Return of Wolverine #1 (Published by Marvel Comics; Review by Pierce Lydon; ‘Rama Rating: 5 out of 10): Charles Soule is taking a stab at making this return interesting, but Return of Wolverine #1 just comes across as completely baffling - the kind of thing that will read better in a trade with all the other return of Wolvie miniseries that have been released. Amnesiac Logan is trying to piece everything back together, but he’s not too quick on the uptake. On one hand, the mystery is a bit intriguing (especially how Logan is attempting to “unlock” his memories), but there’s so little context for what’s going on that it’s really easy to be completely taken out of the story. At the end of the day, we all knew Logan would come back eventually, but probably the only reason to buy this book is Steve McNiven’s art. The man can draw the hell out of a Wolverine book, and his wild-haired Logan is a great take on the character. Buyer beware, but if you do decide to jump into the deep end with this one, at least it’ll look good.

Credit: Marvel Comics

X-Men: Gold #36 (Published by Marvel Comics; Review by Matthew Sibley; ‘Rama Rating: 3 out of 10): What’s funny is how the conclusion to X-Men: Gold writes its own critique.

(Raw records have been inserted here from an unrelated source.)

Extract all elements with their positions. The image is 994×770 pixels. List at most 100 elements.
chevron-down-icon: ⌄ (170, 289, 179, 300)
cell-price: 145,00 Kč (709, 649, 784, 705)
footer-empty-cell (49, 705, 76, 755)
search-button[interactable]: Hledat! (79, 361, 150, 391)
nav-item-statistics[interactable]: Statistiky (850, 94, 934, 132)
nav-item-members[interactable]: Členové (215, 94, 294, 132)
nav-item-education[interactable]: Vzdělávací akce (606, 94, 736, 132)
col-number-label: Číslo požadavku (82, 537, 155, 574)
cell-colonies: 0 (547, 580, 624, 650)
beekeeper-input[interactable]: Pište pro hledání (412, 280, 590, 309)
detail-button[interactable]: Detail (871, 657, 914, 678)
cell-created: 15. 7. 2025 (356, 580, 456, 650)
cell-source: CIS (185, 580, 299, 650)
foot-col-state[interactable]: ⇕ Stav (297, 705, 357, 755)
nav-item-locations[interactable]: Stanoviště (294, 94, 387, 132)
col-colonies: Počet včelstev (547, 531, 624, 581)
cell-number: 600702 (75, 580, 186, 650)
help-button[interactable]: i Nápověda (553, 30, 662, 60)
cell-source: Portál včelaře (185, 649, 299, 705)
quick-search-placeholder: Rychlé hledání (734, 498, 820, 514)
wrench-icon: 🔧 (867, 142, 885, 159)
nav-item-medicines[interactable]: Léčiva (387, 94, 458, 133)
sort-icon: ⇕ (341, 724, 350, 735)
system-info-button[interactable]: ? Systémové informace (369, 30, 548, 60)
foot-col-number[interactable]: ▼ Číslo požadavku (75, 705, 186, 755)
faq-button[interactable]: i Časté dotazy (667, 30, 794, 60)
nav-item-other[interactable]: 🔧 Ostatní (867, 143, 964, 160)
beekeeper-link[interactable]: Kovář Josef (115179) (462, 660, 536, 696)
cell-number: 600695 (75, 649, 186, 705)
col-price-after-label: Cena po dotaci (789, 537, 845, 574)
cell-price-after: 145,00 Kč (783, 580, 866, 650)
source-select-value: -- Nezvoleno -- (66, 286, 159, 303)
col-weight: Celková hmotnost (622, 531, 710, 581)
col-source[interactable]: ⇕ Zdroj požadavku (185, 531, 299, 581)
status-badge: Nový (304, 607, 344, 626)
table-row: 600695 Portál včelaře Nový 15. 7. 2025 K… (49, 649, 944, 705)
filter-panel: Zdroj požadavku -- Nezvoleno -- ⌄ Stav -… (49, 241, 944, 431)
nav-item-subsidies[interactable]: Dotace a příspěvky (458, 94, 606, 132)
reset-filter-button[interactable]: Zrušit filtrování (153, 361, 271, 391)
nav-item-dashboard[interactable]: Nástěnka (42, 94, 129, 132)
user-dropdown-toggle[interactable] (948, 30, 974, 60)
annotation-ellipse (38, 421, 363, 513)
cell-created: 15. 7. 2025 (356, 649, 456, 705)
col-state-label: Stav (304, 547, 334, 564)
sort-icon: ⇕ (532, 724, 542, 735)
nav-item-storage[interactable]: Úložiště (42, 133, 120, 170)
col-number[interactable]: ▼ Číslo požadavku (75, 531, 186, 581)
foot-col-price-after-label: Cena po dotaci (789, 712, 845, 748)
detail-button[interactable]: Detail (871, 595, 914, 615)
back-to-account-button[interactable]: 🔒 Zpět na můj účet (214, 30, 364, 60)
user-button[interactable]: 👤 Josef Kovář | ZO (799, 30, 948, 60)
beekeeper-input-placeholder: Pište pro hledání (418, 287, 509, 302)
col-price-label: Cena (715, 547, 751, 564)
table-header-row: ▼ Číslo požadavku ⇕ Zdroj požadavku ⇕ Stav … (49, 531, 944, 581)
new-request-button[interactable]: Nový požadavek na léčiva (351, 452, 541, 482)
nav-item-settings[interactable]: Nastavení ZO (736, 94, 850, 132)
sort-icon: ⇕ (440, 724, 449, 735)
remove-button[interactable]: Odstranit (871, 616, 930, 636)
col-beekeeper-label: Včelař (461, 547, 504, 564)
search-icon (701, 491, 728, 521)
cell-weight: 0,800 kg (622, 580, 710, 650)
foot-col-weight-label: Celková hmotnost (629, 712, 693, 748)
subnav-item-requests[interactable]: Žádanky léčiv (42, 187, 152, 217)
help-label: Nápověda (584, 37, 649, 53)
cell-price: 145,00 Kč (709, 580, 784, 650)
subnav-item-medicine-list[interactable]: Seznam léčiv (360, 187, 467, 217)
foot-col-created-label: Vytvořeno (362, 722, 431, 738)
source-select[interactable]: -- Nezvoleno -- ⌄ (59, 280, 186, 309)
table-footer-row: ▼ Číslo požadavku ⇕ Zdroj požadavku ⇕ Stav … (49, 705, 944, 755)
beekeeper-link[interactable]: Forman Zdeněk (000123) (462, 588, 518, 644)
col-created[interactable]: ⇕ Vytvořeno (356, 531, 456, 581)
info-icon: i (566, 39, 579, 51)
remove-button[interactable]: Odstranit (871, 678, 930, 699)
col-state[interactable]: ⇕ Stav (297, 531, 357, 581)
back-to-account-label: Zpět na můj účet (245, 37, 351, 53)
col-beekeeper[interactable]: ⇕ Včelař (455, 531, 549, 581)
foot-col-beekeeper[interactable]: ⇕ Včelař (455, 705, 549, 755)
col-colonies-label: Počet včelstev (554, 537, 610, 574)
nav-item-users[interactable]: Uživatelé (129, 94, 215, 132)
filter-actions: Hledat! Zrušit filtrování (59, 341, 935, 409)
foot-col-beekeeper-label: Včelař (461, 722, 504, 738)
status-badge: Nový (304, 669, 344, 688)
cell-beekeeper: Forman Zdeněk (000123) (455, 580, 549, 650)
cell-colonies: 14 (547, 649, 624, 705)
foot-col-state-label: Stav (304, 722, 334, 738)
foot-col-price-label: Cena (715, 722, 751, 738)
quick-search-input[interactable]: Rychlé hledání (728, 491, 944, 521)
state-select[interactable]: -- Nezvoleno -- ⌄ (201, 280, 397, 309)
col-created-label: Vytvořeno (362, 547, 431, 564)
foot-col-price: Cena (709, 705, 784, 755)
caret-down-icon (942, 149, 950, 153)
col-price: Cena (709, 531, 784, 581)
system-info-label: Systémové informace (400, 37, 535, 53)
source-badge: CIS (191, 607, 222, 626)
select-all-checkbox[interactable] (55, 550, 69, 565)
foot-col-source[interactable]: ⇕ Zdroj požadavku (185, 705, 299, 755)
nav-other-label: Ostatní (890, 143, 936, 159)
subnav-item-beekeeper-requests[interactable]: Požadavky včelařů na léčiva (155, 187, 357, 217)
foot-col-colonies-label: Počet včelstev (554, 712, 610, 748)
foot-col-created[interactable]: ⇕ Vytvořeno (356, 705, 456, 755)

The story, which sees Nightcrawler, Rachel Summers, Storm and Kitty Pryde attempting to help out an omega-level mutant who’s having difficulty controlling their powers. At the same time, Marc Guggenheim’s script also takes a moment to “deal” with the fallout of Kitty and Piotr’s wedding as well as how Rachel and Kurt are doing relationship-wise. The whole package is intended as a sombre reflection and not a triumphant “we stopped mutant hate”-esque end to what was originally presented as a flagship book of the X-line. While it is depressing, this is because of all the squandered potential present, both in terms of the art –– Pere Pérez and Jay David Ramos are stuck with a rote, archetypal story to illustrate, so there’s little to appreciate –– and the narrative at large. The run ends dedicated to Chris Claremont. Guggenheim’s final note calls his book a love letter to that monolithic run “at the expense of some originality” that could never reach “the stratospheric heights Mr. Claremont reached in even his most mundane of issues.” In that, Guggenheim himself has given what should be the last word on his run.